Lightning-fast treatment is the key to success

By Nancy Shute
Posted 11/21/04
Page 3 of 4

But the vests don't prevent all injuries. Because arms and legs aren't protected, extremity injuries like Coleman's now account for some 70 percent of battlefield wounds. Surgeons say the damage is comparable to a catastrophic machinery accident back home. At least 152 soldiers have had limbs amputated; the number of traumatic brain injuries is also up. But it's as yet impossible to tell if those injury rates have increased, partly because the number of survivors has risen, skewing the statistics, and because the Army is compiling its trauma registry from paper records. One wounded soldier could have records at three or four places in Iraq and could arrive at Landstuhl with medical records and X-rays on his Army blanket or with no records at all.

Simple solutions. Surgeons say the use of new fast-clot bandages and better tourniquets and access to fresh whole blood are helping to keep severely wounded patients from bleeding to death. The fact that trauma teams trained together at civilian trauma centers back home helps, too, according to Col. John Holcomb, commander of the Army Institute of Surgical Research. But sometimes even a simple solution can help. Soldiers were suffering devastating eye injuries from shrapnel, but doctors realized such injuries could be prevented if the soldiers wore sunglasses with shatterproof polycarbonate lenses, such as WileyXs. "Most of the injuries were from people who got sweaty and took their glasses off for one second," says James Burden, one of four ophthalmologists at Landstuhl. Once the Army distributed posters with gruesome injury photos, the sunglasses stayed on. Says Burden: "We've seen injuries drop dramatically."

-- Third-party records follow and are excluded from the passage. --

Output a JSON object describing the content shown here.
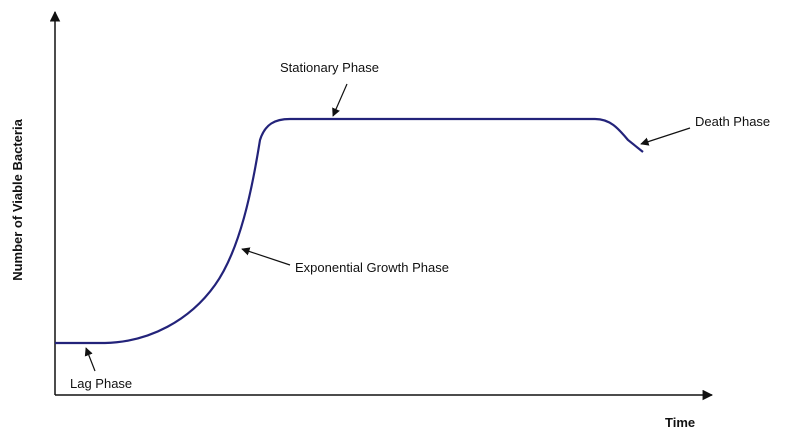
{
  "axes": {
    "y_label": "Number of Viable Bacteria",
    "x_label": "Time"
  },
  "phases": [
    {
      "label": "Lag Phase"
    },
    {
      "label": "Exponential Growth Phase"
    },
    {
      "label": "Stationary Phase"
    },
    {
      "label": "Death Phase"
    }
  ]
}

The patients are also changing battlefield medicine. Forty percent of the troops in Iraq are National Guard and Reserve, who are older than active-duty soldiers and more likely to have heart problems or back trouble. "A fair number of reservists and National Guard were activated with cataracts," says Burden. "Once they go into theater with the bright sunshine, they started complaining of problems. We fix them up and send them back."

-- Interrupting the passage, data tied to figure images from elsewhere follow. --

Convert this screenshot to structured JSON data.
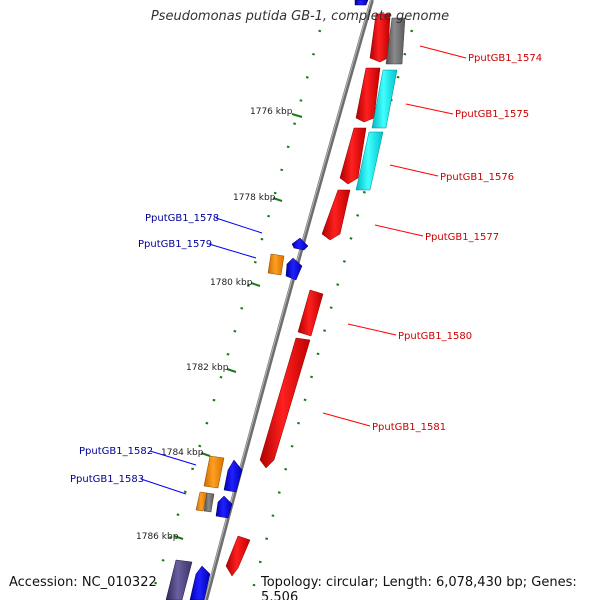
{
  "title": "Pseudomonas putida GB-1, complete genome",
  "accession": "Accession: NC_010322",
  "topology": "Topology: circular; Length: 6,078,430 bp; Genes: 5,506",
  "colors": {
    "backbone": "#808080",
    "forward_gene": "#ff0000",
    "reverse_gene": "#0000ff",
    "forward_label": "#cc0000",
    "reverse_label": "#000099",
    "orange_feature": "#ff8c00",
    "cyan_feature": "#00e5ee",
    "gray_feature": "#707070",
    "purple_feature": "#48407a",
    "tick": "#1a7a1a"
  },
  "kbp_ticks": [
    "1776 kbp",
    "1778 kbp",
    "1780 kbp",
    "1782 kbp",
    "1784 kbp",
    "1786 kbp"
  ],
  "forward_gene_labels": [
    "PputGB1_1574",
    "PputGB1_1575",
    "PputGB1_1576",
    "PputGB1_1577",
    "PputGB1_1580",
    "PputGB1_1581"
  ],
  "reverse_gene_labels": [
    "PputGB1_1578",
    "PputGB1_1579",
    "PputGB1_1582",
    "PputGB1_1583"
  ]
}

For seriously wounded soldiers like Coleman, the next step on the journey home is a military hospital stateside. Because he's a marine, Coleman wound up in the National Naval Medical Center in Bethesda, Md. His parents took unpaid leave from their jobs to be at his bedside. Coleman spent the fall undergoing surgery and fighting off a staph infection, making the slow progression from hospital bed to wheelchair to, finally, a walker. "I can wiggle my toes!" he exclaimed last week, two months after shrapnel from the IED tore into his legs. His right leg is no longer in peril. His new calf, which surgeons built out of muscle grafts from his abdomen and skin grafts from his flank, flexes as if it had always been there. But he still has a long way to go; at least one more surgery for bone and nerve grafts, then lengthy physical therapy. On his bedside table, on top of his laptop, lies an application for veterans' disability benefits. "I'm torn right now," he says of the decision ahead--to try to stay in the Marine Corps or seek a medical discharge and use his benefits to go to film school. "If I can do the job I came into the Marine Corps to do, then I want to go back. I'll have to see what they say."